Lloyds bank posts net profit slump on mis-selling scandal
Lloyds Banking Group on Thursday announced a 59-percent slump in annual net profits on huge fresh costs linked to the mis-selling of a controversial insurance product.
But its share price surged to the top of the London leaderboard, as investors welcomed a rise in underlying profits and the offer of a special dividend to shareholders.
LBG, which has been returned almost fully to the private sector after a state-bailout during the financial crisis, said in a statement that profit after tax tumbled to £466 million ($648 million, 590 million euros) last year compared with £1.125 billion in 2014.
It was dragged down by a further £2.1-billion provision incurred in the fourth quarter to compensate customers who were mis-sold payment protection insurance (PPI).
LBG last year set aside a total of £4.0 billion to cover the fallout of PPI, including administrative costs.
The bank's total bill for PPI now stands at £16.0 billion -- far higher than any other British bank caught up in the scandal.
PPI became controversial after it was revealed that many customers had been sold it without understanding that the cost was being added to their loan repayments. British authorities subsequently banned simultaneous sales of PPI and credit products.
In 2011, British banks lost a high court appeal against tighter regulation of PPI, which provides insurance for consumers should they fail to meet repayments on a credit product such as consumer loans, mortgages or payment cards.
Stripping out the effects of PPI, Lloyds said underlying profits grew 5.0 percent to £8.1 billion last year.
Its share price surged almost 9.0 percent to 67.5 pence in early deals on London's benchmark FTSE 100 index, which was up 1.4 percent overall.
The British government bailed out Lloyds at the height of the financial crisis in 2008 at a cost of some £20 billion, handing the state a 43-percent stake in the bank.
It has since reduced its holding to around 9.0 percent following numerous share sales.
Prime Minister David Cameron's government in January said it would delay selling the final tranche of shares owing to turbulence in financial markets.
It had intended to start offloading the final tranche of shares before the second-half of 2016.

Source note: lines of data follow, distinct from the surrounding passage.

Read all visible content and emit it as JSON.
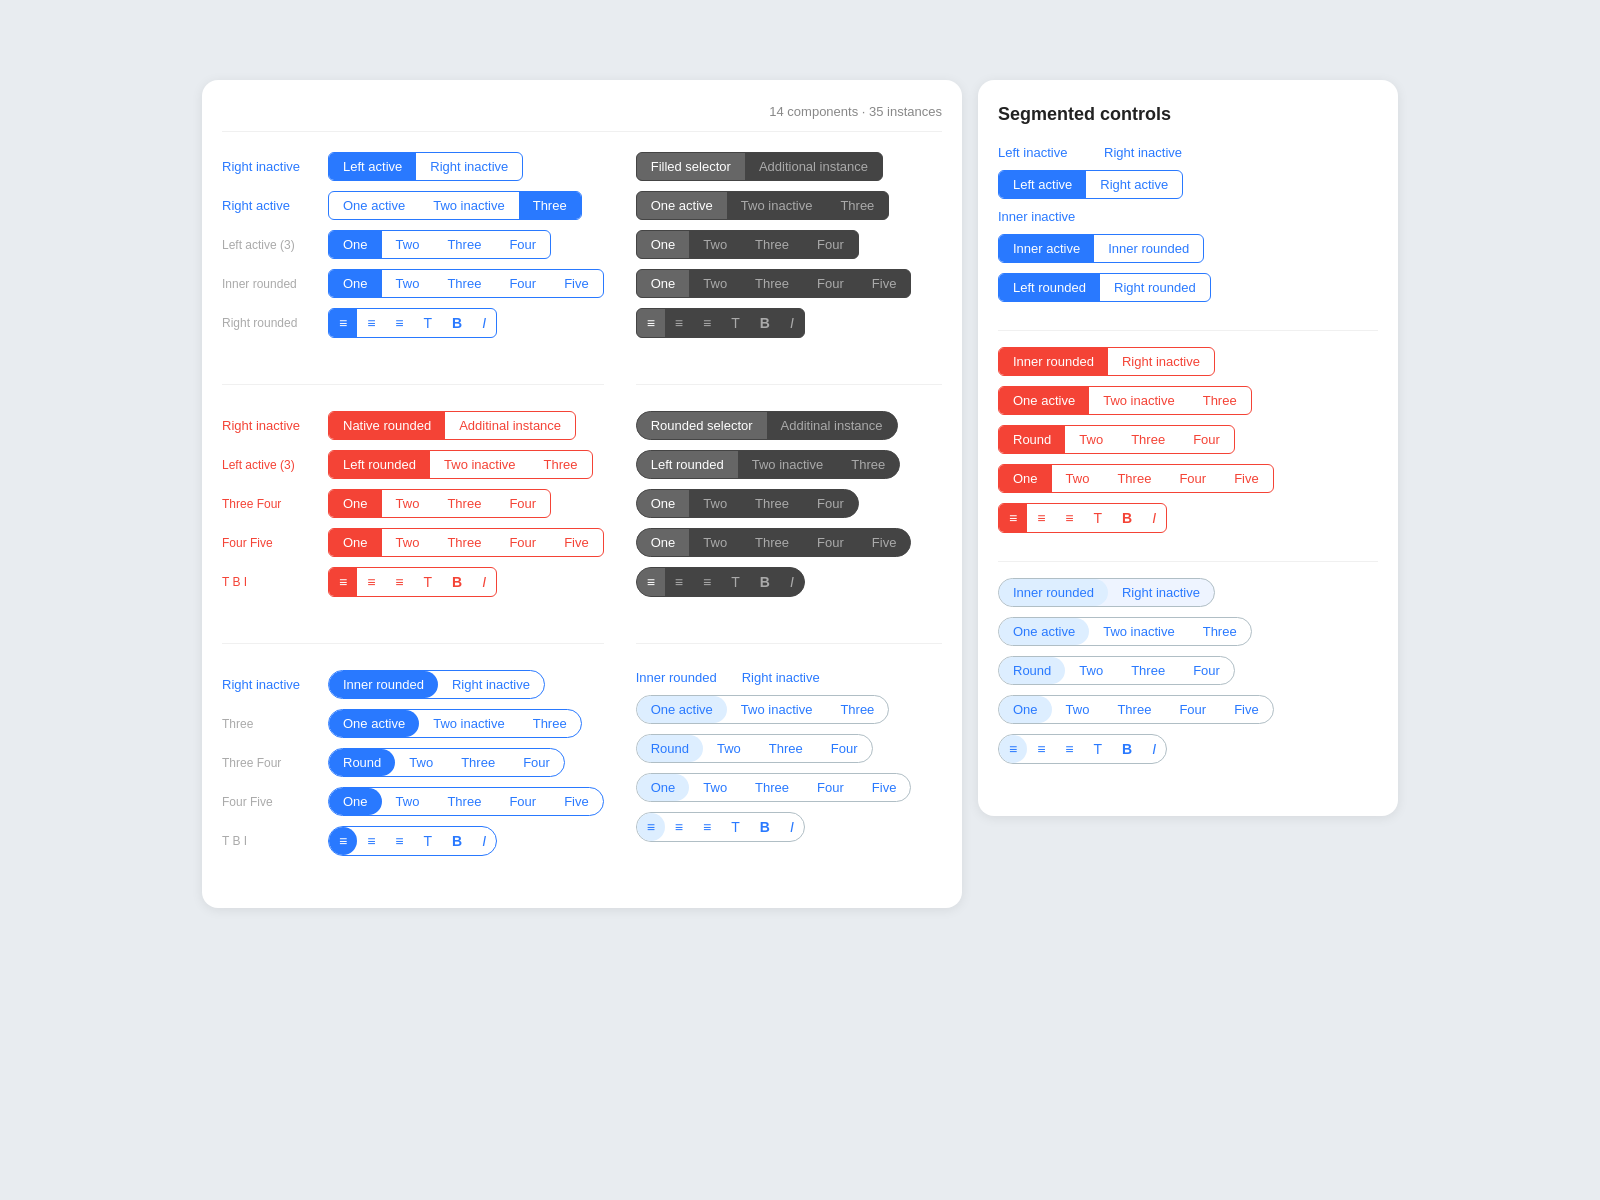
{
  "leftCard": {
    "header": "14 components · 35 instances",
    "sections": {
      "blueNative": {
        "labels": [
          "Right inactive",
          "Right active",
          "Left active (3)"
        ],
        "buttons": {
          "row1": [
            "Left active",
            "Right inactive"
          ],
          "row2": [
            "One active",
            "Two inactive",
            "Three"
          ],
          "row3": [
            "One",
            "Two",
            "Three",
            "Four"
          ],
          "row4": [
            "One",
            "Two",
            "Three",
            "Four",
            "Five"
          ],
          "row5icons": [
            "≡",
            "≡",
            "≡",
            "T",
            "B",
            "I"
          ]
        }
      }
    }
  },
  "rightCard": {
    "title": "Segmented controls"
  },
  "colors": {
    "blue": "#2979ff",
    "red": "#f44336",
    "dark": "#3c3c3c",
    "lightBlue": "#ddeeff"
  }
}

"The public sale of Lloyds is still on ice, and while the share price shot up this morning, it's still around 10 percent shy of where it needs to be for the government to break even on the bailout," said Laith Khalaf, senior analyst at Hargreaves Lansdown stockbrokers.
"It now seems unlikely the deal will resurface again before the Brexit vote, given the market volatility we could see as we approach the referendum date."
As Britain prepares for a June 23 referendum on its EU future, Cameron has warned that the country's departure from the European Union would threaten its economic and national security.
But London Mayor and Conservative rival Boris Johnson has dealt a blow by backing a so-called Brexit despite Cameron winning a deal on EU reforms.